Теперь я перейду, наконец, к рассказу, что же мы делали в редакции «Фронтзольдата».
VI
Одной из моих обязанностей было прослушивание радио. Для иностранных сводок, вообще говоря, существовала специальная служба при командовании, но Питерский не входил в состав лиц, имевших по должности право на радиосводки, однако же считал, что он тоже должен их знать. Он достал хороший приемник, — и, конечно, не он (не знавший языков), а я ежедневно слушал немецкие, английские и, по возможности, американские передачи. У нас в СССР у всех под страхом обвинения в шпионаже и т. п. были отобраны вес приемники, в тылу и в армии; в тылу можно было слушать только так называемые «тарелки» (трансляционную сеть), а в армии известий не было никаких, кроме газетных. До передовой, впрочем, и газеты, даже дивизионные на четырех маленьких листах и посвященные главным образом местным подвигам, доходили далеко не всегда.

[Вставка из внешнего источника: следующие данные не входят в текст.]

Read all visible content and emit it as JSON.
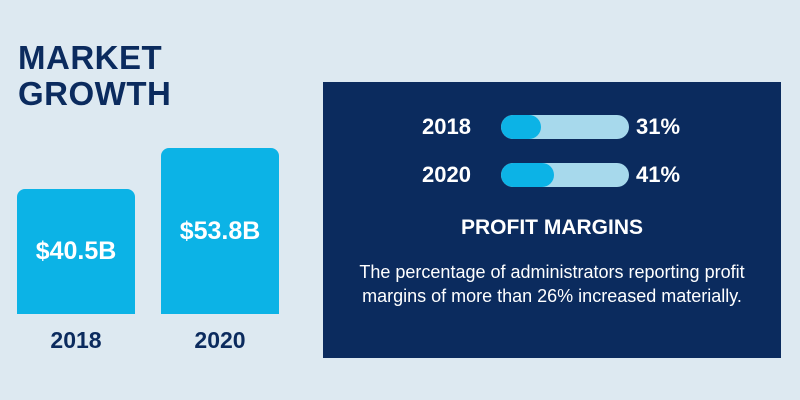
{
  "title": {
    "line1": "MARKET",
    "line2": "GROWTH"
  },
  "panel": {
    "heading": "PROFIT MARGINS",
    "description": "The percentage of administrators reporting profit margins of more than 26% increased materially."
  },
  "colors": {
    "background": "#dde9f1",
    "navy": "#0b2b5e",
    "bar": "#0cb3e6",
    "track": "#a7d9ec"
  },
  "chart_data": [
    {
      "type": "bar",
      "categories": [
        "2018",
        "2020"
      ],
      "values": [
        40.5,
        53.8
      ],
      "labels": [
        "$40.5B",
        "$53.8B"
      ],
      "unit": "B"
    },
    {
      "type": "bar",
      "orientation": "horizontal",
      "categories": [
        "2018",
        "2020"
      ],
      "values": [
        31,
        41
      ],
      "labels": [
        "31%",
        "41%"
      ],
      "unit": "%"
    }
  ]
}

Но речи Сталина всегда передавали не только в сеть, но и в эфир, и, кроме того, на прием передавался «Иван Краткий». Дело в том, что все районные (и дивизионные) газеты публиковали один и тот же материал общего содержания, в том числе сводки Совинформбюро и редкие правительственные сообщения особой важности. Свои местные новости (районные сводки об уборке урожая, перевыполнении планов, более или менее апокрифические подвиги на участке дивизии) могли добавляться только на последней странице. Все остальное одинаково воспроизводилось во всех газетах. Этот-то материал им диктовался по радио из Москвы, и принимал его «засекреченный» радист, имевший доступ к настоящему приемнику. Каждый раз, когда в этой передаче дело доходило до имен собственных и названий местностей, диктор говорил по буквам: «Иван-Василий-Анна-Николай» и т. д. Когда доходило до «и», произносилось «Иван краткий». Случилось так, что в первый же свой прием мы попали на «Ивана краткого» и были изумлены — что это такое? Потом эта передача так и называлась — «Иван Краткий».